あたらしい関係のためのルール
「るいさん、私、本当にはずかしいよ」
綾さんは、どこか吹っ切れたような表情をしていました。
「今まで、自分がどれだけの人に迷惑をかけてきたか…ようやく分かった気がする。るいさん、うちに来る時に、手土産持ってきてくれてたよね…。それなのに、私はいつも もらうばっかりで…。本当にるいさんには、甘えてたよね」
「…私もね、綾さんにちゃんと言えなかったのが、良くなかったって思ってる。ため込んで、勝手にきらいになって。
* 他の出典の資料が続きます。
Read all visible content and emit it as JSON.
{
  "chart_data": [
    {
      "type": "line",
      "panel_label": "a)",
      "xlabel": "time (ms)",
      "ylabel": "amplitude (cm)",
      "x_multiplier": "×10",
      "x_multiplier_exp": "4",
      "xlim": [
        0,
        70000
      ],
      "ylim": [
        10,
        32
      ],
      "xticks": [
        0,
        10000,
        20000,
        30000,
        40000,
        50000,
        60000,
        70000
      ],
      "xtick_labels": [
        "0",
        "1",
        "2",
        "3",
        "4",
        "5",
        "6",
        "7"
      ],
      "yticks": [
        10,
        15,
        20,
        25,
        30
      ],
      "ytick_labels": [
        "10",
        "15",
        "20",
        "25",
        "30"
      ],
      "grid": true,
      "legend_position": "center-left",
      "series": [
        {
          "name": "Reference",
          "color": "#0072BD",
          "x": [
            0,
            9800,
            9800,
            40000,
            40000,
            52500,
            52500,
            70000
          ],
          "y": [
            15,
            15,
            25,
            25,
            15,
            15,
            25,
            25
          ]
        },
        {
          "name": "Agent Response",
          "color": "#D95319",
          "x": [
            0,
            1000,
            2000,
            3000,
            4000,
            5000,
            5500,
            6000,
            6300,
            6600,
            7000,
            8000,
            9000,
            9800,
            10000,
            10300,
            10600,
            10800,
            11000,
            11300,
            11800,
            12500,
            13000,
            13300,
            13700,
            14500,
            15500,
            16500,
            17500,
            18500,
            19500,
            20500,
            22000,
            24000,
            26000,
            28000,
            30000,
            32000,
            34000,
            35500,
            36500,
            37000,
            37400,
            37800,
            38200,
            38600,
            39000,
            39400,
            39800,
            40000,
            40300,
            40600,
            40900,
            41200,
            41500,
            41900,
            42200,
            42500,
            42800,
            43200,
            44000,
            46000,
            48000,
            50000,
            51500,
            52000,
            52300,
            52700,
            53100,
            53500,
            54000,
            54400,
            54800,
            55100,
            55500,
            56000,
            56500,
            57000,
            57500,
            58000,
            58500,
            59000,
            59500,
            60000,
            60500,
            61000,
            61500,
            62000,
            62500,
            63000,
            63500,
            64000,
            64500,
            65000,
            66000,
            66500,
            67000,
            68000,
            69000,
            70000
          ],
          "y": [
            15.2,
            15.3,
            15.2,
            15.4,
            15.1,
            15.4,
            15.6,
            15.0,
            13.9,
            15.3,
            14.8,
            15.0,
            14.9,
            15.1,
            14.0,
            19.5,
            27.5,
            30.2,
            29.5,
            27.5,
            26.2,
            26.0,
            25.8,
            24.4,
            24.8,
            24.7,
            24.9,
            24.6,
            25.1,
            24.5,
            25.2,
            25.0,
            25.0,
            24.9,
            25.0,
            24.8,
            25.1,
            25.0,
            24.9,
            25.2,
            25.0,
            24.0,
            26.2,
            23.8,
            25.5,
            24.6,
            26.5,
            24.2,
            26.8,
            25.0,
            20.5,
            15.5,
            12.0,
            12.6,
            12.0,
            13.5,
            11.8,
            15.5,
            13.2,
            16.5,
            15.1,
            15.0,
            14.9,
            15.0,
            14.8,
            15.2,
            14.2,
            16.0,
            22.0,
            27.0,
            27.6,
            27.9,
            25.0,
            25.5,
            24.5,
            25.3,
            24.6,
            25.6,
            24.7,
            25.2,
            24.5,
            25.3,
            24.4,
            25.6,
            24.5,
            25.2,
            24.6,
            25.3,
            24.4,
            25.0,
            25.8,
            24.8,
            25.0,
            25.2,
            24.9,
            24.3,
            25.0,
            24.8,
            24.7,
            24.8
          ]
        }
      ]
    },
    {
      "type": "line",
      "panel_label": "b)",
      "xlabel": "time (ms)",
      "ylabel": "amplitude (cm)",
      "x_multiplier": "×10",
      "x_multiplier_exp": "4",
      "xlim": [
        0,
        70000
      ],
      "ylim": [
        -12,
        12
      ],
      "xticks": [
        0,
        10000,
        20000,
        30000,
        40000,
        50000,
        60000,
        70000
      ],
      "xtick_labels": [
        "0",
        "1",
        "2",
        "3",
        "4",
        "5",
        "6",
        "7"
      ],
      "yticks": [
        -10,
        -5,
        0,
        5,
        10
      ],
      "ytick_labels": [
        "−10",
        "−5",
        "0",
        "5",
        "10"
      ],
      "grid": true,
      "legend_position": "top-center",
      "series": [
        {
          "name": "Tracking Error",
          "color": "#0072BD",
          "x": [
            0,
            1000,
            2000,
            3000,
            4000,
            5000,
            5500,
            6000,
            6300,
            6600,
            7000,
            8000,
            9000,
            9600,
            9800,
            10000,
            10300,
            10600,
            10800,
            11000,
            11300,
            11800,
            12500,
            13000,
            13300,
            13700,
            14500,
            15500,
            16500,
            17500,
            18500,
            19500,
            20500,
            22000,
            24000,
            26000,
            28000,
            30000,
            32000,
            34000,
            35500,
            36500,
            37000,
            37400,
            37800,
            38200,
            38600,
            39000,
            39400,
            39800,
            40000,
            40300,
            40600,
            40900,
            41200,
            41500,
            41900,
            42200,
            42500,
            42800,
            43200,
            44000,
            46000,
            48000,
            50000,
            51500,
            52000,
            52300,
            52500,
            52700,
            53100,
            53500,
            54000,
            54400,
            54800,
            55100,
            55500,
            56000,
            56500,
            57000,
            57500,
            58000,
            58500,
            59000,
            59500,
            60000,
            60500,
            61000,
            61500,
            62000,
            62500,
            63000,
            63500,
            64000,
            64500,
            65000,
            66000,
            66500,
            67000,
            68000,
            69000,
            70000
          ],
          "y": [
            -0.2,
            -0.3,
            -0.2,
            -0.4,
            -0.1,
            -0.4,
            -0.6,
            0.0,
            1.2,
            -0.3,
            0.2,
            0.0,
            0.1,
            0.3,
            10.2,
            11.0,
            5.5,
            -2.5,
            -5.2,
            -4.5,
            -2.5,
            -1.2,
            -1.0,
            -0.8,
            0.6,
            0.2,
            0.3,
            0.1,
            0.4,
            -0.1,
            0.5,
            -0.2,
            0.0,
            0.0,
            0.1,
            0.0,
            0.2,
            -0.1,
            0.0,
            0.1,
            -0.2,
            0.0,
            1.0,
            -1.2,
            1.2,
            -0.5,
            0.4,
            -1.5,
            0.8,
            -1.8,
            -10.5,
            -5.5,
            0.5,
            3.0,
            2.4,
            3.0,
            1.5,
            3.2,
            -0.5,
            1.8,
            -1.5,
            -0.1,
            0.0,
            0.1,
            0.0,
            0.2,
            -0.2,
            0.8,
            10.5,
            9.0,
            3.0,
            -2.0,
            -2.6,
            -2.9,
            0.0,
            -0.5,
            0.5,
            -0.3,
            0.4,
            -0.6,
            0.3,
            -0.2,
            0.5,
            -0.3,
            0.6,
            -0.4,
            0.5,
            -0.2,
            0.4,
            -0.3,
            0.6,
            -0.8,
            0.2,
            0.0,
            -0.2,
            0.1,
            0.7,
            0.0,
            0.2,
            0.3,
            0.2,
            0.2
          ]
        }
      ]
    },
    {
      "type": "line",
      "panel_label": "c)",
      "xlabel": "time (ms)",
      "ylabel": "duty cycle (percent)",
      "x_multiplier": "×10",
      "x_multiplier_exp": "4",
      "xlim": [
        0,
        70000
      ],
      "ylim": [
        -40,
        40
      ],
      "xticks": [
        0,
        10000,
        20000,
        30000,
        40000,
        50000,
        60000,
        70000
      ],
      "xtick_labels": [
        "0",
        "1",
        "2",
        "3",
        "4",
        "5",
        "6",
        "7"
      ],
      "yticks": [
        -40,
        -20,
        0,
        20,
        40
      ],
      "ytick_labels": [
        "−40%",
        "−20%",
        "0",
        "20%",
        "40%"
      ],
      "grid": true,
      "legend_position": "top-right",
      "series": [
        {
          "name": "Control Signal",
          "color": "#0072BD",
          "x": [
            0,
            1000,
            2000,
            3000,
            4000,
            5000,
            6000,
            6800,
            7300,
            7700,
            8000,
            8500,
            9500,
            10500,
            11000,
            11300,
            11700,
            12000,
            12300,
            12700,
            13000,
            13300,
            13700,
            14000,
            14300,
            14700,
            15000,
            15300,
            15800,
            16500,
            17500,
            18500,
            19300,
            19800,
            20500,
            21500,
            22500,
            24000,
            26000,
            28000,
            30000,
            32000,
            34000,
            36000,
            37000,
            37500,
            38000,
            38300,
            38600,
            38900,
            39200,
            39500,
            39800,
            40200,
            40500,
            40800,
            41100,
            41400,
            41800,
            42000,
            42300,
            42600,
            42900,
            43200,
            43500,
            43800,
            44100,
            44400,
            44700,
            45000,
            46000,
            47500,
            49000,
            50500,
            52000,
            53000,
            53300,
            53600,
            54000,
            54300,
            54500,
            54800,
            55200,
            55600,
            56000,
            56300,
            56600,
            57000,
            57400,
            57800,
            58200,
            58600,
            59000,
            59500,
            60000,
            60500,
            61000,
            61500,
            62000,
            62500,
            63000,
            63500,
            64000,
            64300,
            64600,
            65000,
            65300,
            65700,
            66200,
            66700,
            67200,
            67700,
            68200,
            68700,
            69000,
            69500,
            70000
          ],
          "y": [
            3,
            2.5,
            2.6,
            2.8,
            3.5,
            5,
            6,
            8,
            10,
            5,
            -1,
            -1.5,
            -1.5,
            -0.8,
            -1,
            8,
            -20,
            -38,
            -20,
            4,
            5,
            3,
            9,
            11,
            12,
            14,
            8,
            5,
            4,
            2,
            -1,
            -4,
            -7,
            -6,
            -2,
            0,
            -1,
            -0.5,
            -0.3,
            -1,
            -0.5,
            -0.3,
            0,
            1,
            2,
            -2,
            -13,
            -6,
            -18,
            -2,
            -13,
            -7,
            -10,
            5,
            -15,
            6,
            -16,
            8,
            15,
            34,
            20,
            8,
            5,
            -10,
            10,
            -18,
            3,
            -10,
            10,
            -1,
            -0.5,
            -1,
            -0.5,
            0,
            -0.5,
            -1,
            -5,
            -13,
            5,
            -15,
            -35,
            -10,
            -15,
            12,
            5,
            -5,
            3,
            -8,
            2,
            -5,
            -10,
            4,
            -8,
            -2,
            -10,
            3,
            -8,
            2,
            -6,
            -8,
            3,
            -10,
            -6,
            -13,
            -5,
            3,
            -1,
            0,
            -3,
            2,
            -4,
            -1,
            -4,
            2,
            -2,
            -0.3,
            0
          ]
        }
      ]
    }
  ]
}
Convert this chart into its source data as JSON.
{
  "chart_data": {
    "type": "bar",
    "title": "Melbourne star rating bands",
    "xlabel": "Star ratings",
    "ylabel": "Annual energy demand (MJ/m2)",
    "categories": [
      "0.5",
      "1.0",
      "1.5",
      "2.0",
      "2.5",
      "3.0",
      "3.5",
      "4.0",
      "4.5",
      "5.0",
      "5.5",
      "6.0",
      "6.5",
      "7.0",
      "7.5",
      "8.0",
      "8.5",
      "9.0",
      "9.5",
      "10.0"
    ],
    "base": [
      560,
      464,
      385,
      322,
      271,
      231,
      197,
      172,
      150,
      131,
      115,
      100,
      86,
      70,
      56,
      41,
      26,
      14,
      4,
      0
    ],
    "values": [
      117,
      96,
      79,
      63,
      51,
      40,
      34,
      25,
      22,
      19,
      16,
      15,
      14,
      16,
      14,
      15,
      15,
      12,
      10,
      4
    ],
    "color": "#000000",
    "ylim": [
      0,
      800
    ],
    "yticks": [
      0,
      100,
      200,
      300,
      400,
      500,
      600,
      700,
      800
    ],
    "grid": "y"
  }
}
それも、友だちとして失礼だったよね」
私たちは、「あたしい関係のためのルール」を決めました。
「お金がない時は、正直にそう言って遊ばないこと」
「もし、立て替えが発生したら、その場で必ず、精算の期限を決めること」
こうした取り決めをしたことで、私たちの間から不透明な「遠慮」が消えました。
「お金」は信頼関係だからこそ、大事に
今では、彼女がうっかりサイフを忘れても、私は笑ってこう言えます。
「また忘れたの?来週までに、利子つけて取り立てに行くから、覚悟しといてね!」
「ひえー!ごめんなさい、すぐ振り込みます!」
お金の話は、汚いことでも、避けるべきことでもありません。
大切な人と、長く付き合っていきたいからこそ、誠実に向き合わなければならない問題なのだと、私はこの一件を通じて学びました。
空を見上げると、いつの間にか桜は散り、あざやかな新緑が芽吹いていました。
「ママ、見て!ちょうちょ!」
「本当だ、かわいいね」
「こないだね、おばちゃん(綾さん)が、モンシロチョウって教えてくれたんだよ。わたし、おばちゃんのこと大好き!」
娘が元気にかけ寄ってきます。
私はその小さな手をしっかりとにぎり、前よりも少しだけ強くなった自分を感じながら、歩き始めました。
私たちの毎日は、これからも続いていきます。
ささやかだけれど、誠実で透明な、この大切な日常を守りながら。